“Miles smiles” era il titolo di un ottimo album del 1966 di Miles Davis, che in copertina mostrava, fatto rarissimo, i suoi bianchissimi denti. Anche Ettore Messina da sabato sera sorride. L’immagine del coach quasi sempre serio ha lasciato il posto a quella di un uomo la cui espressione ora è un misto di orgoglio, allegria, soddisfazione, felicità. La sua Milano in gara 6 delle finali ha letteralmente devastato la Virtus, tramortita tatticamente, atleticamente e psicologicamente da un gruppo i cui meccanismi difensivi hanno tolto ogni certezza a campioni assoluti come Belinelli, Teodosic, Weems.
Messina sorride, regalando persino una delle sue micidiali battute. Perché, dietro ogni persona all’apparenza troppo seriosa, si nasconde spesso un inaspettato umorista.
Messina, tra il 4-0 subito dalla Virtus lo scorso anno e il trionfo di sabato scorso, con quali sensazioni ha convissuto?
«Ho fatto mie le parole di Melli, che prima di questi playoff ha detto: “Qui non giochiamo per ottenere delle vendette, ma per vincere”. Queste parole mi hanno colpito: se ti nutri di sentimenti di rivalsa, magari nel breve periodo stai bene; ma alla lunga ti logori. Per questo abbiamo tutti pensato solo a guardare avanti, a partire dalla proprietà.

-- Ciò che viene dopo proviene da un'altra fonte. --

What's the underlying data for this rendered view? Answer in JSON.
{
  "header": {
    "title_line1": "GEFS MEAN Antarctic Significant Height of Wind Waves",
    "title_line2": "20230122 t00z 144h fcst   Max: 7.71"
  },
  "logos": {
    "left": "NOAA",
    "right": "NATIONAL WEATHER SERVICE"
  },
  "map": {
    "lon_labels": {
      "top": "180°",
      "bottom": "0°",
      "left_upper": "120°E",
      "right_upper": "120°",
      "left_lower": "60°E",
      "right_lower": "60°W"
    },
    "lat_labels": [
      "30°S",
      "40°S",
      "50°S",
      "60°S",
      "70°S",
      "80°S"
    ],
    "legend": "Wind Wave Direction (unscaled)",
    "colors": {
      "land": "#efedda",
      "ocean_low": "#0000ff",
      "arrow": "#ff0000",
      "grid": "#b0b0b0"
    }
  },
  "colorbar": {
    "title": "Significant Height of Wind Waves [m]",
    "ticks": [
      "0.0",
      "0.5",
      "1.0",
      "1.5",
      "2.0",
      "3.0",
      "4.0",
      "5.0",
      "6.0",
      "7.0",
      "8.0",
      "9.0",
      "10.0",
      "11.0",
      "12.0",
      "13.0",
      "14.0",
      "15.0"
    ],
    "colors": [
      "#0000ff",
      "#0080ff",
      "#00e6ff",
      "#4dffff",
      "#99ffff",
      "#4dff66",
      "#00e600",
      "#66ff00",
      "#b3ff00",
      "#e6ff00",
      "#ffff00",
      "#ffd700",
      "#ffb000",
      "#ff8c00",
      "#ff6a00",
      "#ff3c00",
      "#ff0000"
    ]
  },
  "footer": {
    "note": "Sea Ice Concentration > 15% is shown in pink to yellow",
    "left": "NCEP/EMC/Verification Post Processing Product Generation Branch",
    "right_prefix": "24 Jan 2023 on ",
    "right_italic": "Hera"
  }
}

Io sinceramente non ho mai visto un ambiente come il nostro dove, si vinca o si perda, si reagisce con la stessa serenità. E, ovviamente, anche con una fortissima capacità di autocritica. Per questo abbiamo fatto qualche correzione alla squadra: così abbiamo vinto la Coppa Italia e lo scudetto, e siamo arrivati terzi in Eurolega. Resto convinto che al completo ce la saremmo giocata fino in fondo con l’Efes nei playoff».
Cosa ha di differente questa formazione rispetto alle altre con le quali lei ha vinto tre tricolori con la Virtus e uno con Treviso?
«Progressivamente abbiamo avuto la fortuna di poter aggiungere profondità, talento, e pure senso di identità. Soprattutto la comprensione che il campionato italiano è difficile e molto importante».
Le dichiarazioni dei dirigenti virtussini sugli arbitri sono state più uno stimolo per Milano o più un boomerang psicologico per gli stessi giocatori bolognesi?
«Non ho alcuna voce in capitolo per parlare dei virtussini. Per noi non è stato un stimolo, quanto la sensazione che loro potessero non sentirsi così invincibili».
Ma lei si sente davvero il grande seduttore della classe arbitrale? I direttori di gara hanno sul serio una sudditanza psicologica nei suoi confronti?
«Io riesco a malapena a tenermi stretta mia moglie, figurarsi se ho le energie per sedurre gli arbitri…».
Nonostante tutte le polemiche, l’essenza del basket è stata rappresentata sabato da Hines che consolava abbracciandolo un Jaiteh in lacrime. Concorda?
«Questo è ciò che mi fa dire: “Sono fortunato ad avere nella mia squadra un campione come Hines (il pivot ieri ha firmato per un’altra stagione con l’Armani, ndr). E’ un gesto che rappresenta al meglio come vorremmo essere come club, come tifosi, come organizzazione».
Cosa ha detto di nuovo questa finale al mondo del basket?
«Ha confermato che se riesci ad avere una difesa energica come la nostra, visto che siamo riusciti a tenere ad un minimo storico campioni come Belinelli e Teodosic, e nel contempo la abbini al contropiede, diventi una macchina difficile da fermare. Noi nei playoff, quando c’è sempre più tensione, siamo riusciti ad andare più veloci rispetto alla normalità».
Il roster dell’Armani verrà stravolto per la prossima annata? I nomi in arrivo sono quelli di Brandon Davies, Billy Baron, Pangos e Mitrou-Long…
«Proprio stravolta no, perché ci saranno scelte doverose, come quella fatta con la conferma di Hines (anche resteranno Melli, Hall e Shields, ndr). Stiamo aspettando una decisione di Rodriguez (che, a meno di clamorose quanto improbabili sorprese, tornerà al Real Madrid, ndr). E parleremo con Datome, sperando che continui ad essere dei nostri».